American politician (1812–1896)

Edward Shriver (December 8, 1812 – February 26, 1896) was an American politician from Maryland. He served as a member of the Maryland House of Delegates, representing Frederick County from 1843 to 1844.

==Early life==
Edward Shriver was born on December 8, 1812, in Frederick, Maryland, to Ann Margaret (née Leatherman) and Abraham Shriver. His father was a judge. His grandfather was David Shriver. His uncles were Maryland politicians David Shriver Jr., Isaac Shriver and Jacob Shriver. He studied law with his cousin William Schley.

==Career==
Shriver practiced law with his cousin William Schley. He served as a member of the Maryland House of Delegates, representing Frederick County from 1843 to 1844. He was a member of the convention for the Maryland Constitution of 1851. He was clerk of the circuit court of Frederick County from 1851 to 1857. He was member of the board of public works from 1862 to 1865. In 1865, he was appointed as postmaster of Baltimore by President Andrew Johnson and served from 1866 to 1869. He was register of the water department in Baltimore from 1882 until he resigned the role in December 1895.

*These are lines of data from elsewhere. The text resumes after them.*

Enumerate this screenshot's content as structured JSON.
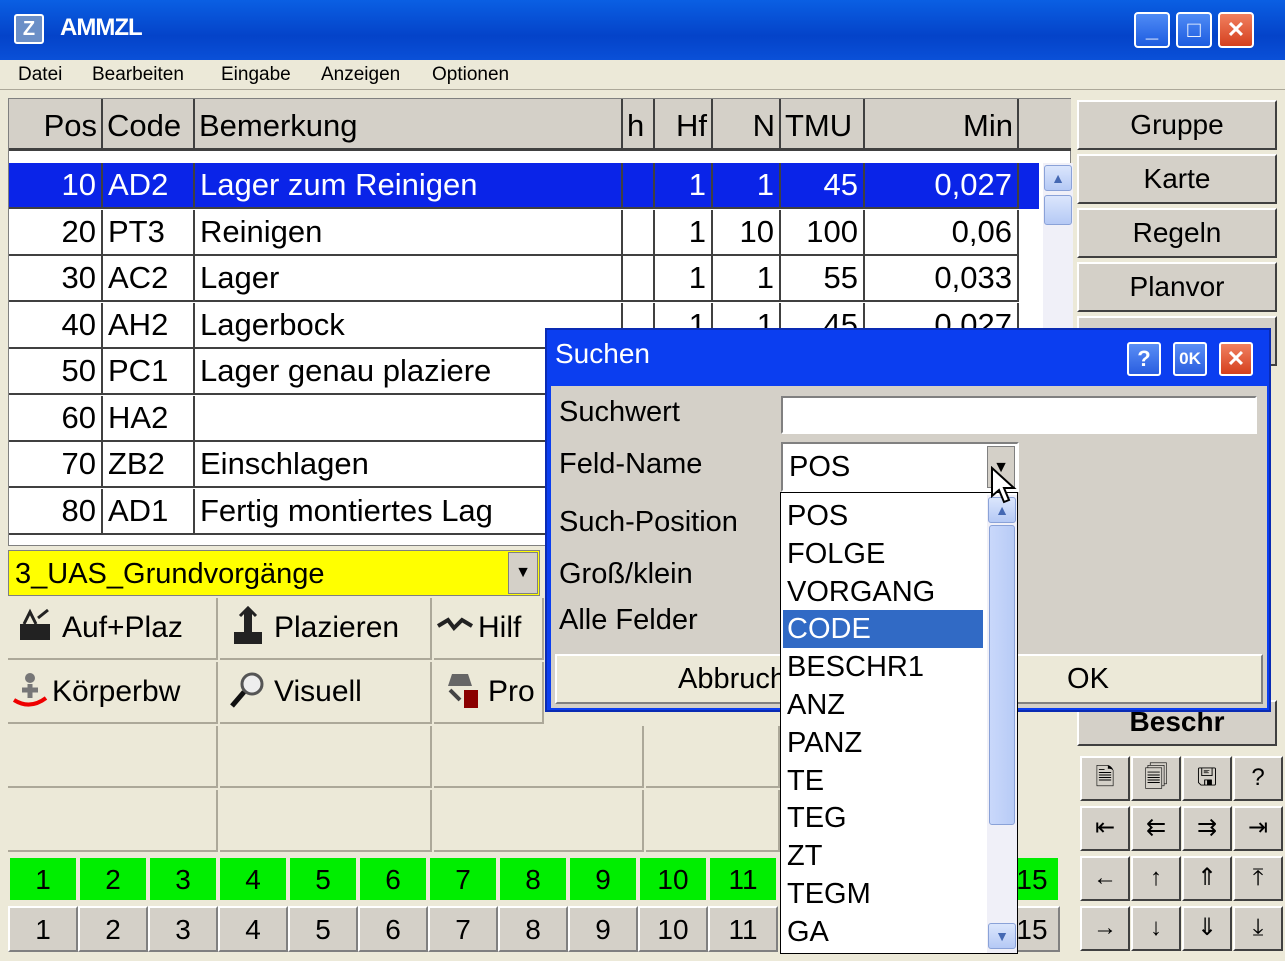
{
  "window": {
    "title": "AMMZL",
    "icon": "app-icon",
    "buttons": {
      "minimize": "_",
      "maximize": "□",
      "close": "✕"
    }
  },
  "menu": [
    "Datei",
    "Bearbeiten",
    "Eingabe",
    "Anzeigen",
    "Optionen"
  ],
  "table": {
    "headers": [
      "Pos",
      "Code",
      "Bemerkung",
      "h",
      "Hf",
      "N",
      "TMU",
      "Min"
    ],
    "rows": [
      [
        "10",
        "AD2",
        "Lager zum Reinigen",
        "",
        "1",
        "1",
        "45",
        "0,027"
      ],
      [
        "20",
        "PT3",
        "Reinigen",
        "",
        "1",
        "10",
        "100",
        "0,06"
      ],
      [
        "30",
        "AC2",
        "Lager",
        "",
        "1",
        "1",
        "55",
        "0,033"
      ],
      [
        "40",
        "AH2",
        "Lagerbock",
        "",
        "1",
        "1",
        "45",
        "0,027"
      ],
      [
        "50",
        "PC1",
        "Lager genau plaziere",
        "",
        "",
        "",
        "",
        ""
      ],
      [
        "60",
        "HA2",
        "",
        "",
        "",
        "",
        "",
        ""
      ],
      [
        "70",
        "ZB2",
        "Einschlagen",
        "",
        "",
        "",
        "",
        ""
      ],
      [
        "80",
        "AD1",
        "Fertig montiertes Lag",
        "",
        "",
        "",
        "",
        ""
      ]
    ],
    "selected_row": 0
  },
  "right_buttons": [
    "Gruppe",
    "Karte",
    "Regeln",
    "Planvor",
    "Beschr"
  ],
  "category_combo": {
    "value": "3_UAS_Grundvorgänge"
  },
  "tools": [
    {
      "label": "Auf+Plaz",
      "icon": "pick-place-icon"
    },
    {
      "label": "Plazieren",
      "icon": "place-icon"
    },
    {
      "label": "Hilf",
      "icon": "helper-icon"
    },
    {
      "label": "Körperbw",
      "icon": "body-movement-icon"
    },
    {
      "label": "Visuell",
      "icon": "magnifier-icon"
    },
    {
      "label": "Pro",
      "icon": "process-icon"
    }
  ],
  "green_numbers": [
    "1",
    "2",
    "3",
    "4",
    "5",
    "6",
    "7",
    "8",
    "9",
    "10",
    "11",
    "15"
  ],
  "gray_numbers": [
    "1",
    "2",
    "3",
    "4",
    "5",
    "6",
    "7",
    "8",
    "9",
    "10",
    "11",
    "15"
  ],
  "nav_buttons": {
    "row1": [
      "🗎",
      "🗐",
      "🖫",
      "?"
    ],
    "row2": [
      "⇤",
      "⇇",
      "⇉",
      "⇥"
    ],
    "row3": [
      "←",
      "↑",
      "⇑",
      "⤒"
    ],
    "row4": [
      "→",
      "↓",
      "⇓",
      "⤓"
    ]
  },
  "dialog": {
    "title": "Suchen",
    "title_buttons": {
      "help": "?",
      "ok": "0K",
      "close": "✕"
    },
    "labels": [
      "Suchwert",
      "Feld-Name",
      "Such-Position",
      "Groß/klein",
      "Alle Felder"
    ],
    "search_value": "",
    "field_name": "POS",
    "cancel_label": "Abbruch",
    "ok_label": "OK",
    "options": [
      "POS",
      "FOLGE",
      "VORGANG",
      "CODE",
      "BESCHR1",
      "ANZ",
      "PANZ",
      "TE",
      "TEG",
      "ZT",
      "TEGM",
      "GA"
    ],
    "highlighted_option": "CODE"
  },
  "colors": {
    "selection": "#0a24e8",
    "combo_bg": "#ffff00",
    "green": "#00ee00",
    "dialog_title": "#0b3ef0",
    "highlight": "#316ac5"
  }
}
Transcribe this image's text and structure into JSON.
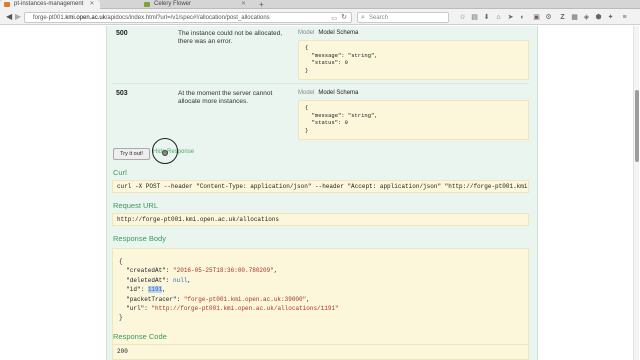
{
  "browser": {
    "tabs": [
      {
        "label": "pt-instances-management",
        "active": true,
        "favicon_color": "#e07b2c"
      },
      {
        "label": "Celery Flower",
        "active": false,
        "favicon_color": "#7aa33c"
      }
    ],
    "url_host_prefix": "forge-pt001.",
    "url_host_domain": "kmi.open.ac.uk",
    "url_path": "/apidocs/index.html?url=/v1/spec#!/allocation/post_allocations",
    "search_placeholder": "Search"
  },
  "responses": [
    {
      "code": "500",
      "description": "The instance could not be allocated, there was an error.",
      "tab_model": "Model",
      "tab_schema": "Model Schema",
      "schema": "{\n  \"message\": \"string\",\n  \"status\": 0\n}"
    },
    {
      "code": "503",
      "description": "At the moment the server cannot allocate more instances.",
      "tab_model": "Model",
      "tab_schema": "Model Schema",
      "schema": "{\n  \"message\": \"string\",\n  \"status\": 0\n}"
    }
  ],
  "actions": {
    "try_it_label": "Try it out!",
    "hide_response_label": "Hide Response"
  },
  "curl": {
    "title": "Curl",
    "command": "curl -X POST --header \"Content-Type: application/json\" --header \"Accept: application/json\" \"http://forge-pt001.kmi.open"
  },
  "request_url": {
    "title": "Request URL",
    "value": "http://forge-pt001.kmi.open.ac.uk/allocations"
  },
  "response_body": {
    "title": "Response Body",
    "open_brace": "{",
    "close_brace": "}",
    "fields": [
      {
        "key": "\"createdAt\": ",
        "value": "\"2016-05-25T18:36:00.780209\"",
        "kind": "str",
        "comma": ","
      },
      {
        "key": "\"deletedAt\": ",
        "value": "null",
        "kind": "num",
        "comma": ","
      },
      {
        "key": "\"id\": ",
        "value": "1191",
        "kind": "num-hl",
        "comma": ","
      },
      {
        "key": "\"packetTracer\": ",
        "value": "\"forge-pt001.kmi.open.ac.uk:39000\"",
        "kind": "str",
        "comma": ","
      },
      {
        "key": "\"url\": ",
        "value": "\"http://forge-pt001.kmi.open.ac.uk/allocations/1191\"",
        "kind": "str",
        "comma": ""
      }
    ]
  },
  "response_code": {
    "title": "Response Code",
    "value": "200"
  }
}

Shriver supported the Union cause during the Civil War, but according to sources, did not service, despite being called "General Shriver". He was charter member and served as president of the Independent Hose Company No. 1 of Frederick for thirty years. He was president of Frederick College.

==Personal life==
Shriver married Elizabeth Lydia Reigart on August 29, 1839. They had six children, Philip Abraham, Ann Albertine, Frederick Stover, Mary Margaret, Elizabeth Emiline and Ellenor Sallie. His wife died in 1860. He was a member of the Reformed Church. His daughter Ann married Lieutenant Colonel, John Almy Tompkins.

Shriver died on February 26, 1896, at his home at 1212 Linden Avenue in Baltimore. He was buried at the Shriver family plot on Bentz Street in Frederick.